Amid calls for Lord Heseltine to be stripped of the Tory whip, Lord Tebbit wondered whether his loyalty laid with ‘the UK or a foreign power’.
In response to the comments, Sir Keir wrote on Twitter: ‘Advice from Tebbit, who with Thatcher almost destroyed Britains’s manufacturing base. I don’t think so.’
Thatcher’s ‘devastating’ closure of coal mines
In August 2021, Sir Keir hit out at then PM Boris Johnson after he joked Britain had been given a ‘big early start’ on achieving Net Zero ‘thanks to Margaret Thatcher who closed so many coal mines’.
Sir Keir posted on Twitter: ‘Boris Johnson’s shameful praising of Margaret Thatcher ‘s closure of the coal mines, brushing off the devastating impact on those communities with a laugh, shows just how out of touch he is with working people.’
In a social media video, the Labour leader also added: ‘I stood by the miners under the Tories and I stand by their communities now.
‘These communities contributed so much to the success of our country and then they were abandoned.

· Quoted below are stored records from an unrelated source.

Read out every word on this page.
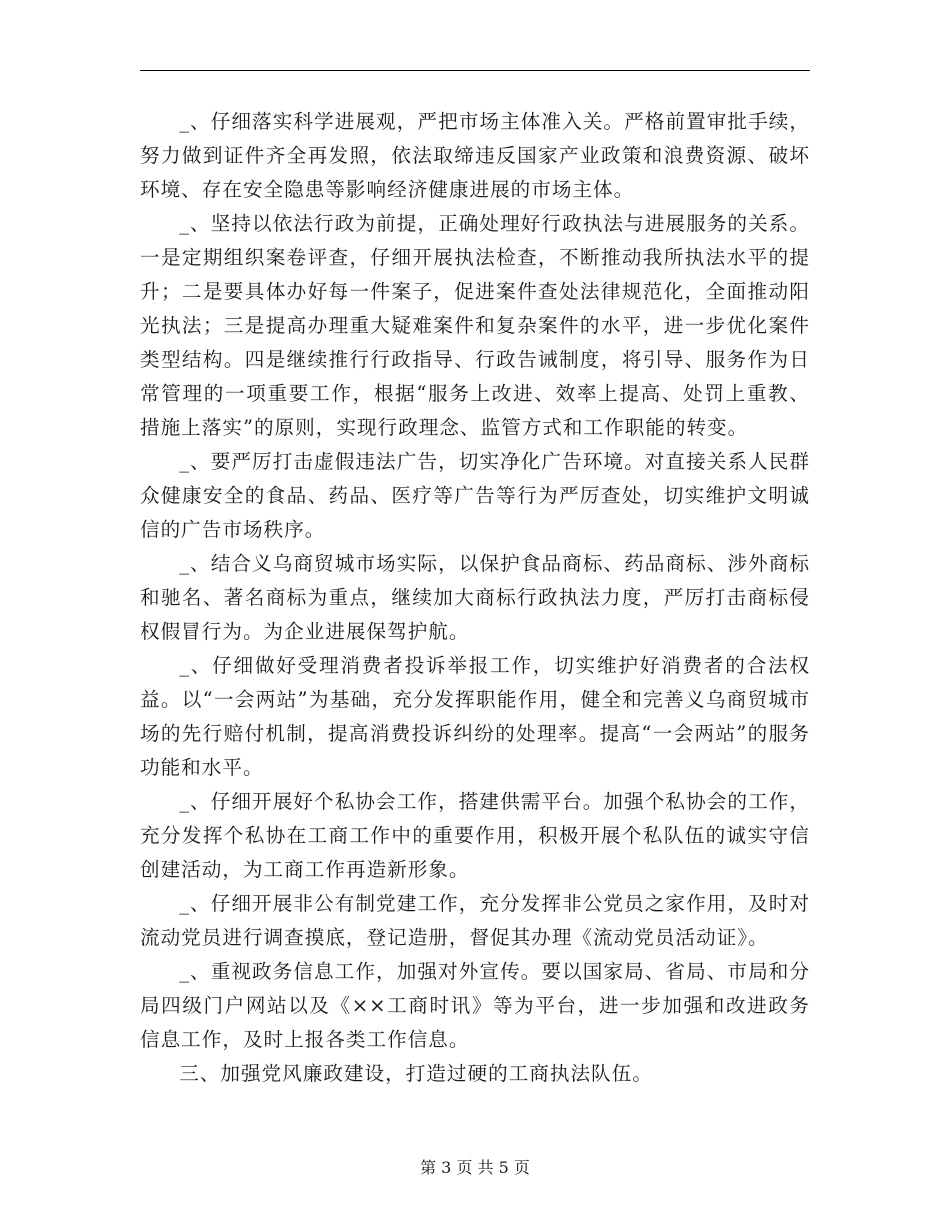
_、仔细落实科学进展观，严把市场主体准入关。严格前置审批手续，努力做到证件齐全再发照，依法取缔违反国家产业政策和浪费资源、破坏环境、存在安全隐患等影响经济健康进展的市场主体。

_、坚持以依法行政为前提，正确处理好行政执法与进展服务的关系。一是定期组织案卷评查，仔细开展执法检查，不断推动我所执法水平的提升；二是要具体办好每一件案子，促进案件查处法律规范化，全面推动阳光执法；三是提高办理重大疑难案件和复杂案件的水平，进一步优化案件类型结构。四是继续推行行政指导、行政告诫制度，将引导、服务作为日常管理的一项重要工作，根据“服务上改进、效率上提高、处罚上重教、措施上落实”的原则，实现行政理念、监管方式和工作职能的转变。

_、要严厉打击虚假违法广告，切实净化广告环境。对直接关系人民群众健康安全的食品、药品、医疗等广告等行为严厉查处，切实维护文明诚信的广告市场秩序。

_、结合义乌商贸城市场实际，以保护食品商标、药品商标、涉外商标和驰名、著名商标为重点，继续加大商标行政执法力度，严厉打击商标侵权假冒行为。为企业进展保驾护航。

_、仔细做好受理消费者投诉举报工作，切实维护好消费者的合法权益。以“一会两站”为基础，充分发挥职能作用，健全和完善义乌商贸城市场的先行赔付机制，提高消费投诉纠纷的处理率。提高“一会两站”的服务功能和水平。

_、仔细开展好个私协会工作，搭建供需平台。加强个私协会的工作，充分发挥个私协在工商工作中的重要作用，积极开展个私队伍的诚实守信创建活动，为工商工作再造新形象。

_、仔细开展非公有制党建工作，充分发挥非公党员之家作用，及时对流动党员进行调查摸底，登记造册，督促其办理《流动党员活动证》。

_、重视政务信息工作，加强对外宣传。要以国家局、省局、市局和分局四级门户网站以及《××工商时讯》等为平台，进一步加强和改进政务信息工作，及时上报各类工作信息。

三、加强党风廉政建设，打造过硬的工商执法队伍。

第 3 页 共 5 页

The Tories didn’t care then. And they don’t care now.
‘To treat the pain and suffering caused to our coalmine communities as a punchline shows just how out of touch Boris Johnson is. The prime minister must apologise immediately.’
Thatcher ‘wrong’ to say there’s ‘no such thing as society’
In June last year, Sir Keir used a newspaper interview to slam Thatcher’s famous claim that ‘there is no such thing as society’.
The Labour leader told the Telegraph: ‘If ever there was evidence that Margaret Thatcher was wrong about there being no such thing as society, we just saw it in the pandemic.’
It has been argued that Thatcher – in what became one of her most contentious phrases – was expressing a view that individuals should first try to solve their own problems, rather than relying on government.
Thatcher ‘didn’t see the point in our country making things’
In July this year, Sir Keir used a speech in Kent to take a fresh swipe at the attitude of Tory governments to Britain’s manufacturers in the 1980s.
He said: ‘Take my dad. He was a tool-maker – and a good one – highly skilled, proud of his work.
‘But back in the 1980s, the Tories made it quite clear people like him were not valued and that actually, they didn’t see the point of our country making things, that his skills were not part of their future. This hurt him.’
Britain’s ‘still counting the cost’ from Thatcher’s ‘big bang’
In October this year, Sir Keir blasted Thatcher’s deregulation of financial markets during his keynote speech to Labour’s annual conference in Liverpool.
He said: ‘Back in the 1980s the Tories gave us a financial ‘big bang’ and we’re still counting the cost. Wealth and opportunity – concentrated in the hands of the few.